FAPI targets the fibroblast activating protein, a type II transmembrane serine protease, present on cancer associated fibroblasts. These are overexpressed in majority of epithelial tumours as well as in tumors with prominent desmoplastic response like CC. The high expression of FAPs in liver tumors combined with low background liver activity improves the detection rate of liver cancer. FAPI PET/CT has shown sensitivity as high as 100% for detection of primary liver tumors as well as extrahepatic metastasis in some studies (6). In our study, we found a pooled sensitivity of 98.5% (95% CI: 91.7-100) for primary HCC and 97.6% (95% CI: 91.6-99.7) for primary CC with an overall sensitivity of 98.1% (95% CI: 94.6-99.6) for all primary liver tumors. For extrahepatic metastasis, our meta-analysis revealed a sensitivity of 92.2% (95% CI: 87.7-95.4) (12-20).

Recently, Liu et al. (10) performed a meta-analysis comparing the diagnostic performance of FAPI PET/CT and 18F-FDG PET/CT in abdominopelvic malignancies. The authors also found higher primary lesion detection rate of 0.98 (95% CI: 0.95-1.00; I2 =22.58%, p=0.23) with FAPI PET/CT compared to 0.76 (95% CI: 0.63-0.87; I2 =82.48%, p=0.00) for FDG PET/CT. Similar to our study, the author found higher sensitivity for detection of metastatic disease with FAPI PET/CT [Sn-0.918 (95% CI: 0.900-0.933; I2 =98.2%)] compared to FDG PET/CT [Sn-0.714 (95% CI: 0.686-0.741; I2 =95.1%)] (10). In the current meta-analysis, we also performed per lesion analysis of the pooled sensitivity and specificity for detection of hepatic lesions which revealed a sensitivity of 56.1% (95% CI: 49.7-62.5) for FDG vs. 94.3% (95% CI: 90.6-96.8) for FAPI PET/CT. These findings were in line with the previously published studies.

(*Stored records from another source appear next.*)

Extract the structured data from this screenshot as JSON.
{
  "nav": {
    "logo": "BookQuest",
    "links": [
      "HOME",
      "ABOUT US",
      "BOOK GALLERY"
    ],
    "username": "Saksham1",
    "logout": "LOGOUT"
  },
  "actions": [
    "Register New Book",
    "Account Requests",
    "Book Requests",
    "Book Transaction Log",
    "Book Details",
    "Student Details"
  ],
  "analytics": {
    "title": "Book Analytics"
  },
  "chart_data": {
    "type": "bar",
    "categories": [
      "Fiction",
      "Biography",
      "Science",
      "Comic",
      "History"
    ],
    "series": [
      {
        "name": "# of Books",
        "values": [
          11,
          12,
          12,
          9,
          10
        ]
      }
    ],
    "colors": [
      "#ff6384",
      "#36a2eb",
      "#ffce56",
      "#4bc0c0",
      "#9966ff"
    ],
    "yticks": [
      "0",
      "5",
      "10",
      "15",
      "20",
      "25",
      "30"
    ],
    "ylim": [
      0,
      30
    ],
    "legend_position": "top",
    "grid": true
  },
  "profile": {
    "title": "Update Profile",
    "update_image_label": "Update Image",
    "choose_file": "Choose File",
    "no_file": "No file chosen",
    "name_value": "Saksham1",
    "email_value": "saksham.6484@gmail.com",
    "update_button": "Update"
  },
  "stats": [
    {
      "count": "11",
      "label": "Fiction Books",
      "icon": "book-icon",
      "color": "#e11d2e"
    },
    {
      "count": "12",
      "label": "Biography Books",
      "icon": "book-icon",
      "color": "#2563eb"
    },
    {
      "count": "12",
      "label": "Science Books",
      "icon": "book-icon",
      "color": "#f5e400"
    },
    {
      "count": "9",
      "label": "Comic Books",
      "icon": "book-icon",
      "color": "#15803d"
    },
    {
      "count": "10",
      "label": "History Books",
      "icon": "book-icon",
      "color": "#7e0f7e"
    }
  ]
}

There are few short-comings associated with this meta-analysis like heterogeneity among the studies, the publication bias and small number of studies available for the subgroup analysis.

Conclusion

Overall, in the present meta-analysis we found a superior sensitivity of FAPI PET/CT compared to FDG PET/CT in both per patient and per lesion analysis of primary liver tumor detection. Also, sub-group analysis revealed superior sensitivity of FAPI PET/CT for detection of both HCC and CC as well as primary staging, recurrence detection and extrahepatic metastatic disease. Thus, 68Ga-FAPI appears promising and can replace FDG PET/CT for staging and work-up of liver tumors. However, FAPI is still in its naive stages and these results need to be further confirmed by larger, multicentric and prospective studies.

Ethics

Ethics Committee Approval: Ethical approval has been taken from the All India Institute of Medical Sciences Bhubaneswar Ethics Committee with approval number T/IM-NF/Nucl. Med/23/19 (date: 15.05.2023).

Informed Consent: As this is a meta-analysis of the already published articles and no patient is directly involved, so taking consent is no applicable.

Authorship Contributions

Concept: P.S., G.K.P., K.A., Design: P.S., G.K.P., Analysis or Interpretation: T.S., G.K.P., K.A., Literature Search: P.S., A.R., Writing: P.S., T.S.

Conflict of Interest: No conflict of interest was declared by the authors.

Financial Disclosure: The authors declared that this study has received no financial support.